Another favorite topic of John’s was brain oscillations. He noticed that the amplitude of fast gamma oscillations in rodent hippocampus is modulated by the slower theta oscillations. This suggested to him that each theta cycle could serve as a temporal frame for four to eight gamma cycles. In an extraordinary intellectual jump, John connected these observations to working memory processing in humans. Psychology experiments had shown that humans have a limited working memory capacity of 7 ± 2 items; when searching for an item stored in this memory, it is serially scanned. John together with Marco Idiart proposed a model based on nested theta/gamma oscillations that quantitatively explained these phenomena, with individual gamma cycles each representing an item in a defined order within each cycle of theta oscillation. Remarkably, this model has received much experimental support, from studies of the firing of hippocampal neurons in rodents to electroencephalogram recordings in humans during working memory tasks.

The unexpectedness and sheer audacity of this model may be less obvious in hindsight: the use of rat neurophysiological observations to explain classic psychological constraints in human working memory! Indeed, it was initially met with amusement, but John indefatigably and productively pursued the model’s implications through numerous collaborations. Nested theta/gamma oscillations have since been observed outside the hippocampus as well, from sensory areas to motor cortex. This led John and Ole Jensen to expand the model, proposing that such nested oscillations provide a neural code for sending multi-item messages across brain regions.

Beyond a passion for science, John also had artistic inclinations. He loved digital arts and photography. He carried a camera when visiting labs and would suddenly snap a picture of a colleague in the middle of a conversation—capturing the essence of their character. Pictures from his fabled gallery of neuroscientists decorate the walls of his lab and can be found online at https://johnlisman.smugmug.com/.
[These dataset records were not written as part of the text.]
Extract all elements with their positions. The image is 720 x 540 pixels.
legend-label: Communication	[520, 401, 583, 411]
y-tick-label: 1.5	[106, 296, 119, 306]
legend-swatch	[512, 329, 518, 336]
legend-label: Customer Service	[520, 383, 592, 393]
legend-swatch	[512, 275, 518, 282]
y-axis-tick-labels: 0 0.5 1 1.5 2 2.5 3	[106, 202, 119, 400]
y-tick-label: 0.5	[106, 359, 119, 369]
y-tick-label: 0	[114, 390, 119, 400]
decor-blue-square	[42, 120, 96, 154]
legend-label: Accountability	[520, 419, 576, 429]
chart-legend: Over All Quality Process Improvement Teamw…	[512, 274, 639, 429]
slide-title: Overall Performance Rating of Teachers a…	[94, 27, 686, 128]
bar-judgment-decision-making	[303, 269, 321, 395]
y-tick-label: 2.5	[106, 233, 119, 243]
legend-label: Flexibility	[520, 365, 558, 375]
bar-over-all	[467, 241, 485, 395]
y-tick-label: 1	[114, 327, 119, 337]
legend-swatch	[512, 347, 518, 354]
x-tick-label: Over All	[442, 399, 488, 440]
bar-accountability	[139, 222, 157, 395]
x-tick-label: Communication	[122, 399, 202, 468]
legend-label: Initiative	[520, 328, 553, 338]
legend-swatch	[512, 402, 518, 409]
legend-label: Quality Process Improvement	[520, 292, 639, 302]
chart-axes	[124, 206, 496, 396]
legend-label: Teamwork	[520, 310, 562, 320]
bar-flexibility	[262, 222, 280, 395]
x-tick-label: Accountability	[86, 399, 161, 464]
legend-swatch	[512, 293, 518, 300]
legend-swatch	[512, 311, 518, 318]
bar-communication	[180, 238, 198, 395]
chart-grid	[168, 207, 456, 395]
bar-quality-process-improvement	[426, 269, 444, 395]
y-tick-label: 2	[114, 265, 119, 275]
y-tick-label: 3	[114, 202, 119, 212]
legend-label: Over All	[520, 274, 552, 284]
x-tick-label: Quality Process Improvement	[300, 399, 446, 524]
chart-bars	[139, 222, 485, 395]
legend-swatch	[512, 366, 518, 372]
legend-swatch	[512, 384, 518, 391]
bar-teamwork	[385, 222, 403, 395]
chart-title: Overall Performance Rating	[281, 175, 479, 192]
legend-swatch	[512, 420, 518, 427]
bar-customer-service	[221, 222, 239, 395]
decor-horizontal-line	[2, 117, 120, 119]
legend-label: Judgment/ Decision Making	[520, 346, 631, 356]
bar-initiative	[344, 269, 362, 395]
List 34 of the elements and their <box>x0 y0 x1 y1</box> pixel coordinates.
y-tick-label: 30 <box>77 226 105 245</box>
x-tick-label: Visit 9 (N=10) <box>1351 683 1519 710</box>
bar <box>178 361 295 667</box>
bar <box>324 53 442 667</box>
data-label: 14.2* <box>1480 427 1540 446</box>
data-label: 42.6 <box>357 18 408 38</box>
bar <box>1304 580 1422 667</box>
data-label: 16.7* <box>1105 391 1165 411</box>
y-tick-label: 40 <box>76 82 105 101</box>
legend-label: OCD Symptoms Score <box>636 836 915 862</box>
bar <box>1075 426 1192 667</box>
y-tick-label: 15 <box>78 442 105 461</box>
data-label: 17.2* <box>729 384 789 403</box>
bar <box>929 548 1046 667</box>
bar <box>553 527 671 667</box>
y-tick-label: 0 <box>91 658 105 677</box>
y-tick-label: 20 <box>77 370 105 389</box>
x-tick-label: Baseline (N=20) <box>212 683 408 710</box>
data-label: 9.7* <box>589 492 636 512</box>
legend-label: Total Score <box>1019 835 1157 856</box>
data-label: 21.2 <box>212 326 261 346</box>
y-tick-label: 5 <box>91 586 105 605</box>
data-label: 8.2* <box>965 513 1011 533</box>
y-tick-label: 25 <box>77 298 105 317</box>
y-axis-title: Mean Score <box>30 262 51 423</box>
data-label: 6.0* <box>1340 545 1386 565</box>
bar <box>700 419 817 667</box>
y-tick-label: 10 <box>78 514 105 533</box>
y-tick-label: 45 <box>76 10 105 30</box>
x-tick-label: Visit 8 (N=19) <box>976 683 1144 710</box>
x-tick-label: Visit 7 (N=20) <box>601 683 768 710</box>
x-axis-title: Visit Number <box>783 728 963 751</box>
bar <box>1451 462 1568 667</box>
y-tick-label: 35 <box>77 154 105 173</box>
I was privileged to study with John as a graduate student. Working with him was challenging, inspiring and full of surprises; he would regularly start a day with a new outlandish idea and grab some of us from the lab for a walk around campus with his dog while we helped him scrutinize the idea. For me, these morning discussions epitomized John’s unique style: he could suspend disbelief at will to make imaginative connections, then move on to deliberating whether the idea is even theoretically feasible and finally jump into examining the finer points of experimental evidence, rapidly shifting back and forth among these. His friend and collaborator Gordon Fain playfully called his approach Lisman’s law: “You have to believe it in order to see it!” What John meant was that scientific discovery begins with an idea, an expectation, which we hope to prove or disprove. He expected a lot from his students and provided daily inspiration with big ideas to guide our day-to-day research and a personal example of dedication to rigor and to science. After I graduated from Brandeis and established my own lab, John transitioned from advisor and mentor to becoming a colleague and a dear friend. I think of him often. And when I do research, teach and mentor students, his way of accomplishing these tasks with intelligence, creativity and humor continues to guide me. I will sorely miss John, as will the rest of the neuroscience community, his many friends and students and his family.